Cold shock protein A plays an important role in the stress adaptation and virulence of Brucella melitensis

Brucella melitensis is a facultative intracellular pathogen that mainly resides within macrophages. The mechanisms employed by Brucella to adapt to harsh intracellular environments and survive within host macrophages are not clearly understood. Here, we constructed a cspA gene deletion mutant, NIcspA, that did not exhibit any discernible growth defect at a normal culture temperature (37 degrees C) or at a low temperature (15 degrees C). However, expression of the cspA gene in Brucella was induced by cold, acidic, and oxidative conditions, as determined via quantitative reverse transcription PCR. Unlike its parental strain, B.melitensis NI, the NIcspA mutant showed an increased sensitivity to acidic and H2O2 stresses, especially during the mid-log-phase, and these stress conditions would presumably be encountered by bacteria during intracellular infections.
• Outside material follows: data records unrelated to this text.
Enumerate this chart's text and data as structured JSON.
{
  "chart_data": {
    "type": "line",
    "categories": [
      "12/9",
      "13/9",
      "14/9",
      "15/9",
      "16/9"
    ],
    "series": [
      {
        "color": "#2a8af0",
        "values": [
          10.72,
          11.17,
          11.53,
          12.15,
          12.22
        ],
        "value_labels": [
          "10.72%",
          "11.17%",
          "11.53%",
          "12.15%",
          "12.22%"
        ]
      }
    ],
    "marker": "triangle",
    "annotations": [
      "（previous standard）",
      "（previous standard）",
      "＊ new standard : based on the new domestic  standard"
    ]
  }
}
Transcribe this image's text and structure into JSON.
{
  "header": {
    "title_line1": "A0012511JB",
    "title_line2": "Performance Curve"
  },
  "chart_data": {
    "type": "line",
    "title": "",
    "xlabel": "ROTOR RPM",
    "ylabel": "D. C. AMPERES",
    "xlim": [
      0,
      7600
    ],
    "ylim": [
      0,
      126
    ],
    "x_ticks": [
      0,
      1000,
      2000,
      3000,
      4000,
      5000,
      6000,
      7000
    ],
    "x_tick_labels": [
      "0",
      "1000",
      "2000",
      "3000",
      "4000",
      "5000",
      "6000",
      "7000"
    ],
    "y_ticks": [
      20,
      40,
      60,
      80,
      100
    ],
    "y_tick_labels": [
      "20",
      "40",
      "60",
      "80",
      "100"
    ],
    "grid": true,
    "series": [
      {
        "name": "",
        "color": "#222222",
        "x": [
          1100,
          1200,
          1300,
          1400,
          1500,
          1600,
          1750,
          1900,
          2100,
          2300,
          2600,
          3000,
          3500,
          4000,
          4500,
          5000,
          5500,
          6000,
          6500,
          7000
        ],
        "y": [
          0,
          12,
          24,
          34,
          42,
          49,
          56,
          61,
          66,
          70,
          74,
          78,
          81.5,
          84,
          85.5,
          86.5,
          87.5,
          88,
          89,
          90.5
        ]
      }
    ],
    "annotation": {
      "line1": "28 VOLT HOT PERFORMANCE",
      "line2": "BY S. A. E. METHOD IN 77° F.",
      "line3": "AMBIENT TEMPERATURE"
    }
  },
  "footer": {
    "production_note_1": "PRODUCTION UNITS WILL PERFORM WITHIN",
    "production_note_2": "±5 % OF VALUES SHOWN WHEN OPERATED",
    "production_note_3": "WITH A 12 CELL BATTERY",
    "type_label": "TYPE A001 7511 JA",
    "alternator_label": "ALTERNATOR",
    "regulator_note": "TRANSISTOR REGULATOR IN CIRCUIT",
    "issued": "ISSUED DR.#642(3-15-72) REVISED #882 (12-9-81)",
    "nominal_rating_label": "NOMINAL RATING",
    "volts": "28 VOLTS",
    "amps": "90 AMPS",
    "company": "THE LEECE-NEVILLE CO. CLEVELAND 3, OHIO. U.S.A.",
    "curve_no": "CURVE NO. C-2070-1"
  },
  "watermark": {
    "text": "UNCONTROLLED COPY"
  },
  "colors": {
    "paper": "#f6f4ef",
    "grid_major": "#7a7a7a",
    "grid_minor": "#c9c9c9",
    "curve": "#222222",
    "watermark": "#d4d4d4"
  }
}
Moreover, macrophage and mouse infection assays indicated that the NIcspA mutant fails to replicate in cultured J774.A1 murine macrophages and is rapidly cleared from the spleens of experimentally infected BALB/c mice. These findings suggest that the Brucella cspA gene makes an essential contribution to virulence in vitro and in vivo, most likely by allowing brucellae to adapt appropriately to the harsh environmental conditions encountered within host macrophages.